# Dx/dt = 3 m/s solve for x(t)

1. Feb 17, 2010

### ct fisher

Hello out there,and pardon my dementia but:

I am a middle aged guy, bordering well on old now, who graduated from professional school in 1986 and I was already an older than most student at that time. I had one semester of calculus in 1973 and slipped through with a C major.
My calculus is limited to very basic diff and integ and a young upstart resident handed me this today:

dx/dt = 3 m/s solve for x(t)

I am lost. The answer is not zero or some constant I am sure.

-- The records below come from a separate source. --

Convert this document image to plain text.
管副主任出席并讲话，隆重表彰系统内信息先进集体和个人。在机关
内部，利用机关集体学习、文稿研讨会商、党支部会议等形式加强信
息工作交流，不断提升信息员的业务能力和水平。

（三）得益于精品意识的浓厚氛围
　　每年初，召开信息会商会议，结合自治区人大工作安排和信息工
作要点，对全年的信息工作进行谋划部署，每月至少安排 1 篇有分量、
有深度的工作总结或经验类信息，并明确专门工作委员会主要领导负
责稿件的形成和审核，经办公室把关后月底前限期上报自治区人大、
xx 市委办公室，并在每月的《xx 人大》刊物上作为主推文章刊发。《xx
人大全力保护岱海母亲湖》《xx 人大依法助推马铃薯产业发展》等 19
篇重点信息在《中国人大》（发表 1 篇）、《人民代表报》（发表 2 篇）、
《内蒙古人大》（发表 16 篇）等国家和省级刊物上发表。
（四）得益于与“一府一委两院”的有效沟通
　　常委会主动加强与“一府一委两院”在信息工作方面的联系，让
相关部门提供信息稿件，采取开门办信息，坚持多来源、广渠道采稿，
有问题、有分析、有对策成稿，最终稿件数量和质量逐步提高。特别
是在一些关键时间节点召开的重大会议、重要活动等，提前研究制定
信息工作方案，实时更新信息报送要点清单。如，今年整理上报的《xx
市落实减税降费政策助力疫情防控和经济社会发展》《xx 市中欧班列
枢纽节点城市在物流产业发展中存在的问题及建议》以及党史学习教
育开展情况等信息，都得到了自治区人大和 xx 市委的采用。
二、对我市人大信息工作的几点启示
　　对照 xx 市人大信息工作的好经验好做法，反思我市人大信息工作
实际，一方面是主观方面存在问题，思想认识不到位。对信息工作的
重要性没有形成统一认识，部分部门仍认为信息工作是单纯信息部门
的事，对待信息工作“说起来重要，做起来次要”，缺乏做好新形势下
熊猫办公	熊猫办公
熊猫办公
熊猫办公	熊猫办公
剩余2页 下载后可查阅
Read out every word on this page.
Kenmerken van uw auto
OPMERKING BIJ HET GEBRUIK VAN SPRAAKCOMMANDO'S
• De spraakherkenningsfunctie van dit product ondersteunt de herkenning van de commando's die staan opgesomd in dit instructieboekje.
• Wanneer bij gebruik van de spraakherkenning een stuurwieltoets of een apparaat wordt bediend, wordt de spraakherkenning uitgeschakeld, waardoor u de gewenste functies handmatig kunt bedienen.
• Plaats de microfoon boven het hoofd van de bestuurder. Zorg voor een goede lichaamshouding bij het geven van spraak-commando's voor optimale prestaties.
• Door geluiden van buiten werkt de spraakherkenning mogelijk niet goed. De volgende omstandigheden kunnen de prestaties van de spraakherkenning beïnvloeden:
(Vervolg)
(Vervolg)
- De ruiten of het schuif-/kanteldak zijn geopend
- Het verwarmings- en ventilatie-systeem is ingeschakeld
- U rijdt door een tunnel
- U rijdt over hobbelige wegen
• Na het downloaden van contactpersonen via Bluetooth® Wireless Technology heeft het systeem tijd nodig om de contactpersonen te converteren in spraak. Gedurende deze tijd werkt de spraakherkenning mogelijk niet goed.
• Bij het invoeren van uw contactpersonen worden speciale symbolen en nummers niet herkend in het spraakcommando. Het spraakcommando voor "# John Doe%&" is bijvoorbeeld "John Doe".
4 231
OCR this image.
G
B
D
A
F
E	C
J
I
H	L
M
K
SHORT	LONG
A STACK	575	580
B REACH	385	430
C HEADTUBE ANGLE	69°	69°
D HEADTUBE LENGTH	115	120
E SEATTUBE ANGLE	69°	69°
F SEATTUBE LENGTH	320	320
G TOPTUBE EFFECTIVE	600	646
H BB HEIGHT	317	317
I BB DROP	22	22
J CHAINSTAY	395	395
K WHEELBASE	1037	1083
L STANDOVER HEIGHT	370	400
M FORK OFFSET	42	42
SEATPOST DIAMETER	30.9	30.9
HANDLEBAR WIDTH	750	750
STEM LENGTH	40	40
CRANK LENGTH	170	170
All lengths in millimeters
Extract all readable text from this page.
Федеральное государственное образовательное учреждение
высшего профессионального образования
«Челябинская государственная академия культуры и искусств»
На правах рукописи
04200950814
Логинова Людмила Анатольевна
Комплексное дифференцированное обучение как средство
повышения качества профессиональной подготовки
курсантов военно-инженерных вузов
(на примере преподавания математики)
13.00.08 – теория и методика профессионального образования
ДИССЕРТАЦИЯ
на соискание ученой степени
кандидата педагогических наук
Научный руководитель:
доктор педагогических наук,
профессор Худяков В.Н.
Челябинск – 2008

The two variable business changes everything, right?

If this is a differential equation, nothing in my old notes is helping to enlighten me. Any help would be appreciated.
If this upstart resident has made a fool of me and the problem is bogus, he will regret it. He says he could not answer it so I don't know what is up his sleeve. I'm thinking that the problem may be just a lot of bull.Thank you. CTF

2. Feb 17, 2010

### Coto

I will bite.

Integrate both sides to obtain:

$$\int_{x'=0}^{x} dx' = \int_{t'=0}^{t} 3 dt'$$

That is, $$x' |_{0}^{x} = 3 t' |_{0}^{t} \implies x(t) = 3t$$.

Edit: I post this full solution because I believe the question is simple enough that there's no point beating around the bush.